The idea that children have inviolable rights to healthy, nutritious, tasty, clean, culturally relevant food is lost on most people who claim these same rights only for themselves. This is the crux of how caste discrimination operates in India, reinforcing all the hegemonic, hierarchical imbalances that are so evident that they become invisible. An entire mafia has formed around children’s food, making it almost impossible for children to have one decent meal as legally mandated by the NFSA.

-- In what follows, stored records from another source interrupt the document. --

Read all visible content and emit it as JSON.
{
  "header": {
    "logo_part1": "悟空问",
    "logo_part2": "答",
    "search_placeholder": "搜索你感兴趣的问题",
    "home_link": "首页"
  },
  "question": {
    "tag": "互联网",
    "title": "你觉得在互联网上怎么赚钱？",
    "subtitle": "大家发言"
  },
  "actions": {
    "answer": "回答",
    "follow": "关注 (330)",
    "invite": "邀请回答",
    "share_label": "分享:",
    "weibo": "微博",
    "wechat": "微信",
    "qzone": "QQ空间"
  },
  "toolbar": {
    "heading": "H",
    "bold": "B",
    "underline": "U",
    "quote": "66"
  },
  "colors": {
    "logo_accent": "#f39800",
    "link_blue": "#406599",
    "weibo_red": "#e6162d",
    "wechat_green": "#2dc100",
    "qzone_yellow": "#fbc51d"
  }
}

In addition, it is important to understand that a predominantly cereal based ‘vegetarian’ diet that is currently being imposed on India, is contributory to the crisis of non-communicable disease in the country. 8.7% (50 million) Indians in the age group 20 – 70 year age live with Type 2 diabetes, an attributable risk factor for several complications affecting the eyes, heart, kidney, nervous system and circulatory system. Cutting down on sugars, reducing traditional cereals, and increasing the consumption of animal source foods has the ability to drastically prevent or reduce the large-scale prevalence of Type 2 diabetes and its complications. However, in India, politics, culture, religion, caste and economics around cereals, vegetables, fruits, pulses, oils, eggs, meat etc., constantly dictate what people eat. Even a suspicion of transporting beef or a mention of its nutritional/cultural/religious value can trigger a series of events ranging from abuse, arrest, harassment and lynching. This has been used with a great degree of expertise by politicians seeking to fragment India along caste and religious lines. Anaemia in children less than 5 years is 60 per cent in India. This, with chronic hunger and other nutritional deficiencies that invariably co-exist, can lead to less than expected performance of the child in school. In a caste and class ridden society, where many government schools fail to meet even minimum educational standards, the child’s disadvantages start early in life.

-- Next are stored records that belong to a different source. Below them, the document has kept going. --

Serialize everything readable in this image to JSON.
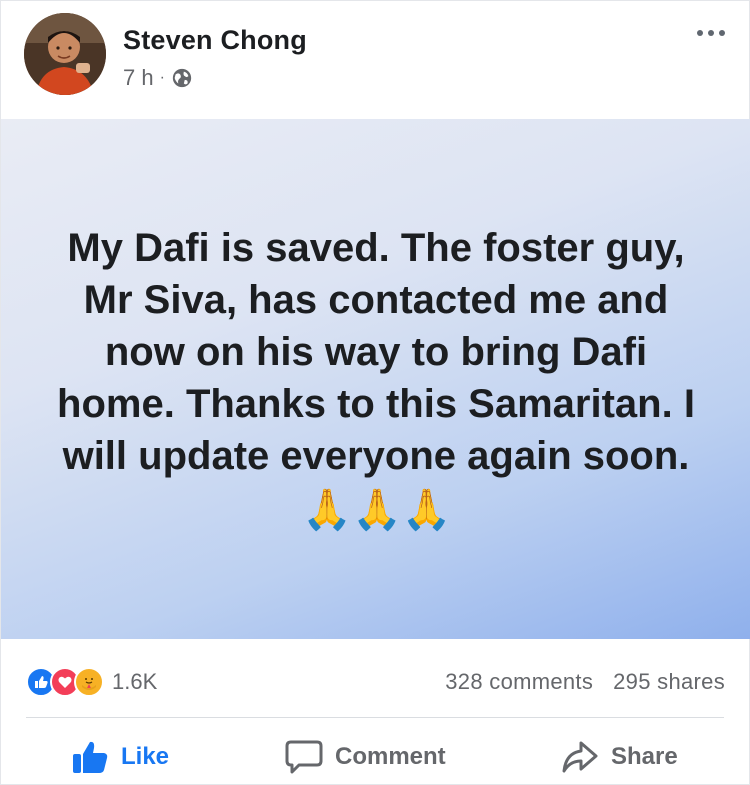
{
  "post": {
    "author": "Steven Chong",
    "time": "7 h",
    "separator": "·",
    "status_text": "My Dafi is saved. The foster guy, Mr Siva, has contacted me and now on his way to bring Dafi home. Thanks to this Samaritan. I will update everyone again soon.",
    "status_emoji": "🙏🙏🙏",
    "status_background": [
      "#e9ecf4",
      "#8fb0ec"
    ]
  },
  "reactions": {
    "icons": [
      "like-icon",
      "love-icon",
      "care-icon"
    ],
    "count": "1.6K"
  },
  "stats": {
    "comments": "328 comments",
    "shares": "295 shares"
  },
  "actions": {
    "like": "Like",
    "comment": "Comment",
    "share": "Share"
  },
  "colors": {
    "accent": "#1877f2",
    "love": "#f33e58",
    "care": "#f7b125",
    "muted": "#65676b"
  }
}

Adverse impact of beef bans and anti-cow slaughter bans
The beef ban brought in by the Government of Karnataka raises several questions. Firstly, has the government even considered the lakhs of people connected to livestock who will lose their livelihood in one stroke? Has the government made any alternate arrangements for them or are they expected to just starve to death because of ‘religious sentiments’ of those whose economic welfare is well ensured? Incomes of people have dropped markedly since the unplanned lockdown by the government and it is actually the government’s duty to ensure that livelihoods are not only protected, but supported during these difficult times. Instead the government seems keen on taking away livelihoods. Most of the people whose livelihood will suffer because of the cow slaughter ban are also Dalit, Muslim and Christian. This shows the discriminatory nature of government decision-making. In the backdrop of malnutrition in the state, the lockdown has brought about a serious deterioration in peoples access to nutritious food – a lockdown of most essential services like Public Distribution System (PDS), Integrated Child Management Services (ICDS) Scheme, Mid-Day Meals (MDM) etc. To then further take away access to a nutritious and cheap food shows how the vindictive nature of the government.